South Korean computer chip maker SK Hynix has raised $26.5bn (£19.8bn) in its New York share offering, marking the largest ever listing by a foreign firm in the US.

The company, a key supplier to artificial intelligence (AI) chip giant Nvidia, said on Thursday that it had sold 177.9 million American depositary shares for $149 each. The shares are set to begin trading on Friday on the Nasdaq.

Its share price has more than tripled in South Korea this year, which along with Samsung Electronics has helped boost the benchmark Kospi index by more than 70% over the same period.

SK Hynix is one of the world’s leading memory chip makers. The industry has been given a major boost by the hundreds of billions being spent on AI.

Shares in rivals Samsung Electronics and Micron have more than doubled in recent months.

The US listing gives SK Hynix easier access to huge amounts of potential investment from the world’s biggest economy, which has fewer barriers than South Korea, said Seoul National University finance professor Jaewon Choi.

Traders are closely watching the listing as a “yardstick to test the water” for whether investor enthusiasm for memory chip makers will continue, Choi said.

The AI boom has triggered a rush of companies raising money on the the stock market.

In June, GrokAI owner SpaceX became the world’s biggest ever listing as it raised $85.7bn.

Meanwhile, AI developers Anthropic and OpenAI are preparing to go public, with valuations of more $1tn.

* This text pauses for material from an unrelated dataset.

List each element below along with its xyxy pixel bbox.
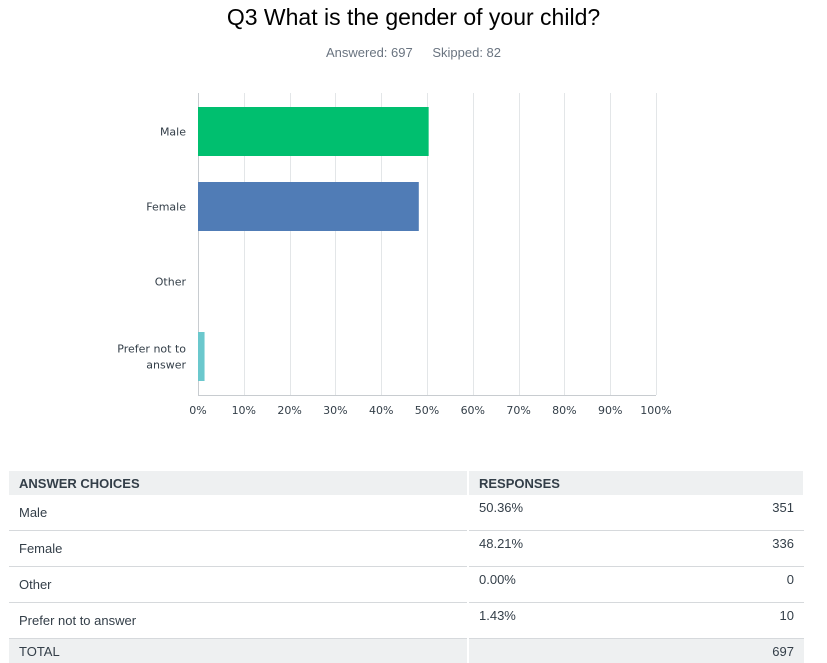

Demand for SK Hynix’s offering was reportedly over seven times more than the number of shares available, highlighting the strong investor appetite for a key company in the AI supply chain.

Each American depositary share is equivalent to a tenth of a Seoul-traded common share, SK Hynix said.

The offering gives US investors a way to buy SK Hynix shares without having to trade via an overseas stock exchange.

The company has pledged major investments to develop South Korea’s chip making and AI capabilities in the coming years.

The country’s government is likely to be counting on SK Hynix’s US listing to raise funds that can support the firm’s domestic investments, said Hanyang University business professor Yun Youngjin.

But the Nasdaq listing carries some risks, especially if investors move money towards the US and away from South Korea’s stock market, Yun added.

In June, the country’s government unveiled plans for more than $880bn of investments in partnership with SK Hynix and Samsung.

Both SK Hynix and Samsung have stock market valuations of more that $1tn, joining growing group of firms which includes tech giants Nvidia, Apple, Microsoft and Google-owner Alphabet.